Tiger parents have the equation for their children’s success backwards; a Taiwan-born psychiatrist explains why
Brought up in Britain to excel academically by her Chinese parents but exposed to Western parenting too, Dr Holan Liang explores in a new book how to create the right environment for children’s self-esteem to bloom
It is a summer’s day in London, not that you would know it from the rain dribbling down the large windows of the cafe at Maudsley Hospital, Britain’s largest mental-health training institute. I am sitting with Dr Holan Liang, who sips a cappuccino while a baby at the next table cries intermittently, but loudly.
Liang seems unfazed by the piercing noise, which is perhaps not surprising given her day job. A child psychiatrist by training, her specialism at the South London and Maudsley NHS Trust is in paediatric neuropsychiatry: she is a consultant with its Community Neurodevelopment Mental Health team, and often involved in the treatment of autistic children.

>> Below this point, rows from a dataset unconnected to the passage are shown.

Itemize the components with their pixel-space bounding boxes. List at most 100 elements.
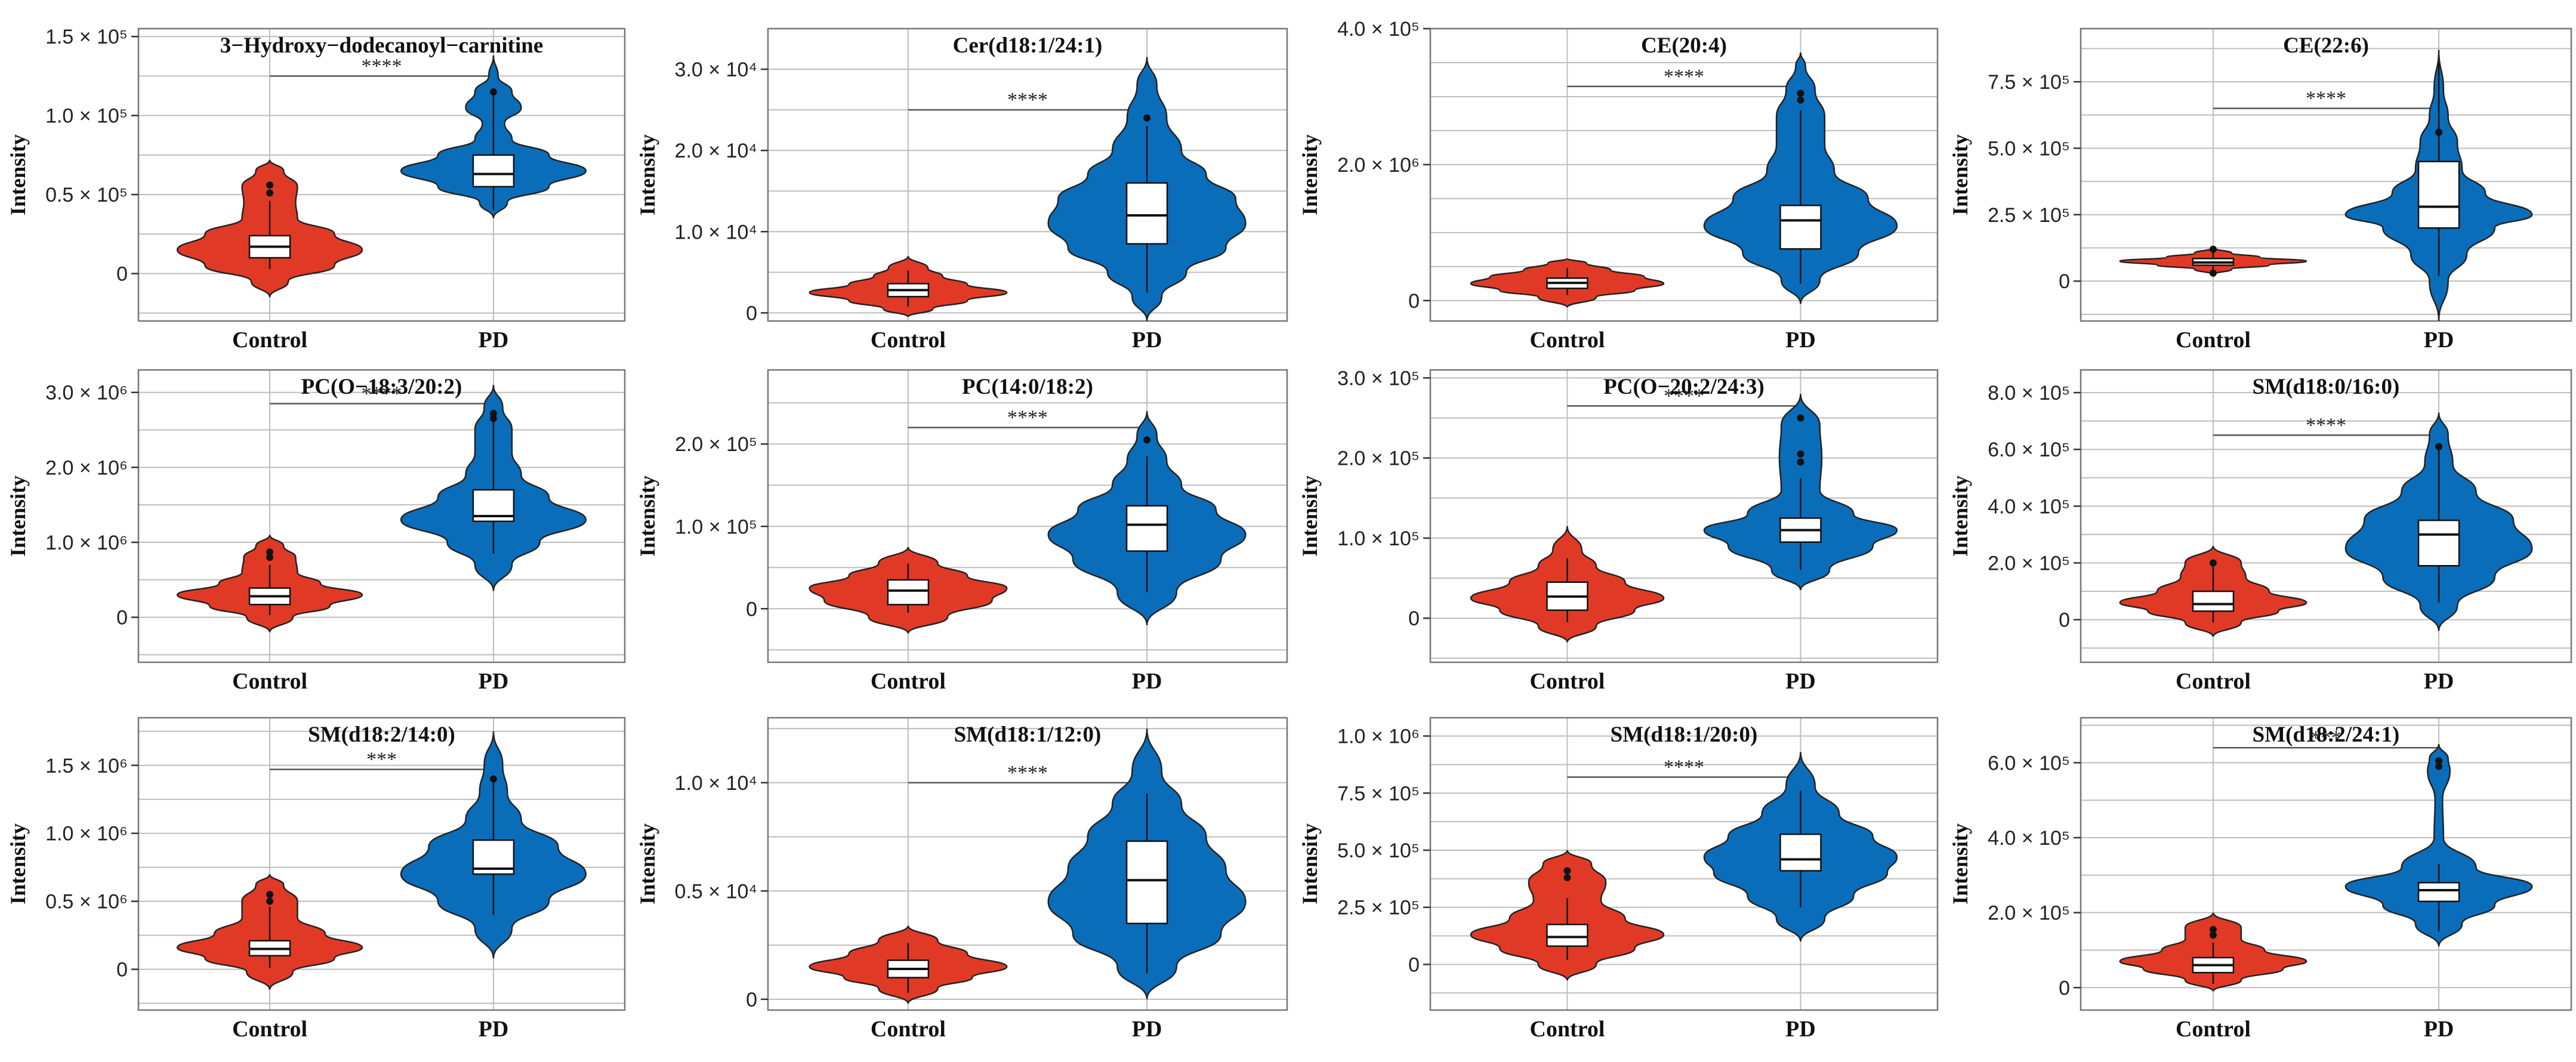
y-tick-label: 1.0 × 10⁵ [1337, 527, 1420, 550]
plot-frame [137, 717, 626, 1011]
y-tick-label: 0 [1408, 290, 1420, 313]
significance-label: **** [362, 383, 402, 405]
outlier-point [266, 181, 274, 189]
y-tick-label: 0 [746, 598, 757, 620]
outlier-point [266, 891, 274, 899]
y-axis-label: Intensity [635, 476, 659, 557]
outlier-point [1797, 450, 1804, 458]
box-pd [1125, 840, 1168, 925]
outlier-point [266, 897, 274, 905]
x-tick-label: Control [1530, 328, 1605, 353]
outlier-point [1797, 414, 1804, 422]
plot-frame [1429, 369, 1939, 663]
panel-6: **** Control PD 0 1.0 × 10⁵ 2.0 × 10⁵ PC(14:0/… [635, 369, 1288, 694]
x-tick-label: Control [2176, 669, 2251, 694]
y-tick-label: 0 [2059, 977, 2070, 999]
y-tick-label: 8.0 × 10⁵ [1988, 382, 2070, 405]
outlier-point [489, 415, 497, 422]
outlier-point [2209, 925, 2217, 933]
y-tick-label: 2.0 × 10⁵ [1337, 447, 1420, 470]
x-tick-label: Control [232, 328, 307, 353]
y-tick-label: 7.5 × 10⁵ [1988, 71, 2070, 94]
y-axis-label: Intensity [1298, 823, 1322, 904]
box-pd [472, 154, 515, 188]
significance-label: *** [2311, 727, 2341, 749]
outlier-point [2435, 757, 2443, 765]
x-tick-label: Control [1530, 669, 1605, 694]
outlier-point [2435, 762, 2443, 770]
panel-title: CE(20:4) [1641, 33, 1727, 58]
significance-label: **** [1007, 89, 1048, 111]
y-tick-label: 0 [2059, 270, 2070, 293]
y-axis-label: Intensity [1298, 476, 1322, 557]
panel-12: *** Control PD 0 2.0 × 10⁵ 4.0 × 10⁵ 6.0 × 10⁵… [1948, 717, 2572, 1042]
panel-8: **** Control PD 0 2.0 × 10⁵ 4.0 × 10⁵ 6.0 × 10… [1948, 369, 2572, 694]
plot-frame [2080, 27, 2572, 322]
outlier-point [2209, 245, 2217, 253]
outlier-point [2435, 443, 2443, 450]
y-axis-label: Intensity [6, 134, 30, 215]
x-tick-label: Control [1530, 1017, 1605, 1042]
y-axis-label: Intensity [1298, 134, 1322, 215]
box-pd [1125, 182, 1168, 245]
box-control [1546, 924, 1588, 947]
y-tick-label: 2.0 × 10⁴ [675, 140, 757, 162]
y-axis-label: Intensity [1948, 823, 1972, 904]
x-tick-label: PD [1132, 669, 1162, 694]
y-axis-label: Intensity [1948, 134, 1972, 215]
outlier-point [1563, 873, 1571, 881]
y-tick-label: 0.5 × 10⁶ [45, 891, 128, 913]
y-tick-label: 3.0 × 10⁵ [1337, 367, 1420, 390]
plot-frame [767, 27, 1288, 322]
outlier-point [2435, 128, 2443, 136]
y-tick-label: 0.5 × 10⁴ [675, 880, 757, 903]
y-tick-label: 0 [746, 989, 757, 1011]
x-tick-label: PD [479, 328, 509, 353]
x-tick-label: Control [871, 669, 946, 694]
panel-title: PC(O−18:3/20:2) [301, 375, 462, 399]
panel-1: **** Control PD 0 0.5 × 10⁵ 1.0 × 10⁵ 1.5 × 10… [6, 26, 626, 353]
x-tick-label: PD [1785, 669, 1816, 694]
outlier-point [266, 548, 274, 556]
significance-label: **** [1007, 407, 1048, 429]
y-tick-label: 7.5 × 10⁵ [1337, 782, 1420, 805]
panel-7: **** Control PD 0 1.0 × 10⁵ 2.0 × 10⁵ 3.0 × 10… [1298, 367, 1939, 694]
panel-title: Cer(d18:1/24:1) [953, 33, 1103, 58]
outlier-point [2209, 559, 2217, 567]
outlier-point [489, 88, 497, 95]
y-tick-label: 3.0 × 10⁴ [675, 58, 757, 81]
significance-label: **** [1664, 66, 1704, 88]
plot-frame [1429, 717, 1939, 1011]
outlier-point [1797, 458, 1804, 466]
panel-title: SM(d18:1/12:0) [954, 723, 1102, 747]
outlier-point [266, 554, 274, 561]
significance-label: **** [1664, 757, 1704, 779]
y-tick-label: 0 [1408, 607, 1420, 630]
y-axis-label: Intensity [635, 134, 659, 215]
y-axis-label: Intensity [6, 476, 30, 557]
y-tick-label: 1.0 × 10⁴ [675, 221, 757, 243]
box-control [2192, 590, 2235, 612]
x-tick-label: PD [479, 669, 509, 694]
panel-2: **** Control PD 0 1.0 × 10⁴ 2.0 × 10⁴ 3.0 × 10… [635, 27, 1288, 353]
panel-title: PC(O−20:2/24:3) [1603, 375, 1764, 399]
panel-title: SM(d18:0/16:0) [2253, 375, 2400, 399]
y-axis-label: Intensity [1948, 476, 1972, 557]
panel-title: PC(14:0/18:2) [962, 375, 1093, 399]
x-tick-label: PD [2424, 669, 2454, 694]
x-tick-label: Control [232, 669, 307, 694]
y-tick-label: 0 [746, 302, 757, 325]
outlier-point [1797, 89, 1804, 97]
box-pd [2417, 519, 2460, 567]
outlier-point [489, 409, 497, 417]
box-pd [2417, 882, 2460, 903]
significance-label: **** [1664, 385, 1704, 407]
y-tick-label: 0 [1408, 953, 1420, 976]
y-axis-label: Intensity [635, 823, 659, 904]
outlier-point [2209, 269, 2217, 277]
significance-label: **** [1007, 762, 1048, 784]
y-tick-label: 2.5 × 10⁵ [1337, 897, 1420, 919]
outlier-point [1143, 436, 1151, 444]
y-tick-label: 1.5 × 10⁵ [45, 26, 128, 48]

In addition to this busy job, Liang works in private practice at the Effra Clinic, a boutique mental health facility in central London specialising in attention deficit hyperactive disorder and autism spectrum disorder, and has somehow found the time to write her first book, Inside Out Parenting, the bold subtitle of which reads: “How to build strong children from a core of self-esteem.”
“It is not the ultimate parenting manual,” says Liang. “It is about issues that are out there, and how I have struggled to answer those questions for myself. I don’t think there is a right or wrong way. You have to find that path for yourself. What I think is important is for parents to be thinking about it constantly. But I do think I think about it more than the average parent.”
Some of the arguments in the book might raise eyebrows, not least for academically focused parents. Liang argues: “Social skills come above intelligence. Social skills are one of the fundamental layers for success. Intelligence is further back. I work with children with autism, which is why I am skewed to thinking about social skills.
“You see children with high functioning autism who have amazing ability but can’t get themselves dressed and to work on time. What is the point of doing PhD level maths if you can’t function in day-to-day life?”